12/1/09

Living by a higher code

On the first day of her college internship in the late summer of 2007, Jenna Liao waited amid the baggage carousels of O'Hare International Airport in Chicago. Just 21 and newly assigned to an agency that helps refugees, she had been told only to expect a family of 10 from Myanmar. She and a caseworker were to drive them here to the first temporary home of their new lives.

The family trudged into Ms. Liao's view after 19 years in a refugee camp and 30 hours of trans-Pacific travel. All their belongings fit into two plaid plastic bags, and in that moment, as Ms. Liao recently recalled, she winced at the memory of starting college with four times as much luggage.

No sooner did the family squeeze into the caseworker's van than several children began crying. Soon a few others vomited with motion sickness. Seated among them, with no relevant experience and no common language, Ms. Liao wondered what she could do.

Then she remembered that someone had given her a Slinky for the Burmese children, and she began to coax its coils into undulating waves. The impromptu show stilled the tears and stomachs alike.

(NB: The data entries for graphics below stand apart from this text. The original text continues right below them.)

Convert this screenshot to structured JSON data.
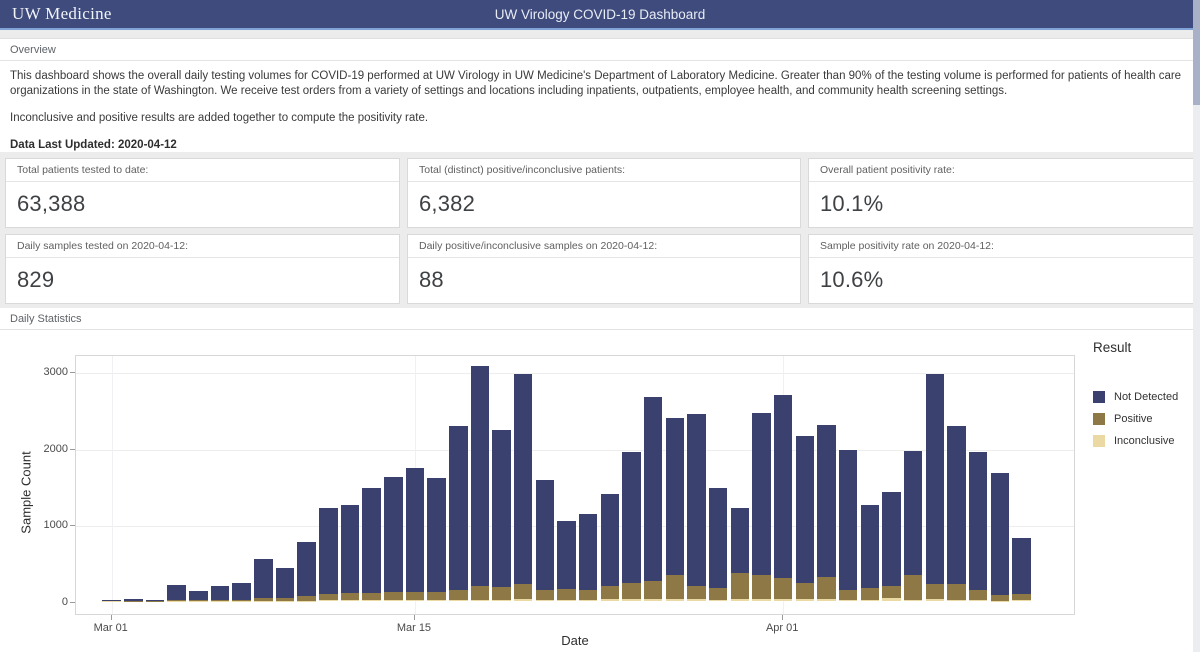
{
  "header": {
    "logo": "UW Medicine",
    "title": "UW Virology COVID-19 Dashboard"
  },
  "overview": {
    "section_label": "Overview",
    "paragraph1": "This dashboard shows the overall daily testing volumes for COVID-19 performed at UW Virology in UW Medicine's Department of Laboratory Medicine. Greater than 90% of the testing volume is performed for patients of health care organizations in the state of Washington. We receive test orders from a variety of settings and locations including inpatients, outpatients, employee health, and community health screening settings.",
    "paragraph2": "Inconclusive and positive results are added together to compute the positivity rate.",
    "last_updated": "Data Last Updated: 2020-04-12"
  },
  "stats": {
    "cards": [
      {
        "label": "Total patients tested to date:",
        "value": "63,388"
      },
      {
        "label": "Total (distinct) positive/inconclusive patients:",
        "value": "6,382"
      },
      {
        "label": "Overall patient positivity rate:",
        "value": "10.1%"
      },
      {
        "label": "Daily samples tested on 2020-04-12:",
        "value": "829"
      },
      {
        "label": "Daily positive/inconclusive samples on 2020-04-12:",
        "value": "88"
      },
      {
        "label": "Sample positivity rate on 2020-04-12:",
        "value": "10.6%"
      }
    ]
  },
  "daily_statistics": {
    "section_label": "Daily Statistics"
  },
  "chart_data": {
    "type": "bar",
    "stacked": true,
    "title": "",
    "xlabel": "Date",
    "ylabel": "Sample Count",
    "ylim": [
      0,
      3225
    ],
    "grid": true,
    "y_ticks": [
      0,
      1000,
      2000,
      3000
    ],
    "x_ticks": [
      {
        "index": 0,
        "label": "Mar 01"
      },
      {
        "index": 14,
        "label": "Mar 15"
      },
      {
        "index": 31,
        "label": "Apr 01"
      }
    ],
    "legend": {
      "title": "Result",
      "position": "right"
    },
    "categories": [
      "Mar 01",
      "Mar 02",
      "Mar 03",
      "Mar 04",
      "Mar 05",
      "Mar 06",
      "Mar 07",
      "Mar 08",
      "Mar 09",
      "Mar 10",
      "Mar 11",
      "Mar 12",
      "Mar 13",
      "Mar 14",
      "Mar 15",
      "Mar 16",
      "Mar 17",
      "Mar 18",
      "Mar 19",
      "Mar 20",
      "Mar 21",
      "Mar 22",
      "Mar 23",
      "Mar 24",
      "Mar 25",
      "Mar 26",
      "Mar 27",
      "Mar 28",
      "Mar 29",
      "Mar 30",
      "Mar 31",
      "Apr 01",
      "Apr 02",
      "Apr 03",
      "Apr 04",
      "Apr 05",
      "Apr 06",
      "Apr 07",
      "Apr 08",
      "Apr 09",
      "Apr 10",
      "Apr 11",
      "Apr 12"
    ],
    "series": [
      {
        "name": "Not Detected",
        "color": "#3a416f",
        "values": [
          12,
          28,
          8,
          193,
          120,
          185,
          214,
          505,
          395,
          705,
          1125,
          1160,
          1370,
          1500,
          1610,
          1490,
          2140,
          2880,
          2050,
          2740,
          1430,
          880,
          990,
          1200,
          1710,
          2410,
          2050,
          2240,
          1310,
          850,
          2110,
          2390,
          1920,
          1990,
          1830,
          1090,
          1240,
          1620,
          2750,
          2060,
          1800,
          1590,
          741
        ]
      },
      {
        "name": "Positive",
        "color": "#8e7845",
        "values": [
          2,
          2,
          2,
          10,
          8,
          8,
          13,
          40,
          30,
          60,
          85,
          90,
          100,
          110,
          110,
          110,
          140,
          180,
          170,
          200,
          140,
          150,
          130,
          180,
          220,
          240,
          320,
          180,
          160,
          340,
          320,
          280,
          220,
          290,
          130,
          160,
          150,
          330,
          200,
          210,
          140,
          75,
          80
        ]
      },
      {
        "name": "Inconclusive",
        "color": "#ead9a2",
        "values": [
          1,
          0,
          0,
          2,
          2,
          2,
          3,
          5,
          5,
          5,
          10,
          10,
          10,
          10,
          10,
          10,
          10,
          10,
          10,
          20,
          10,
          10,
          10,
          20,
          20,
          20,
          20,
          20,
          10,
          30,
          20,
          20,
          20,
          20,
          10,
          10,
          40,
          10,
          20,
          10,
          10,
          5,
          8
        ]
      }
    ]
  }
}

That night, Ms. Liao called her mother. "I know what I want to do when I grow up," she recalls telling her. "I want to work with refugees."

Two years later, Jenna Liao works full time coordinating volunteers for World Relief, the same agency for which she interned. In a given year, she has a hand in resettling upward of 400 families, with nearly half of the most recent arrivals Iraqis.

"I feel like God is in this work, and I want to be there with him," Ms. Liao says.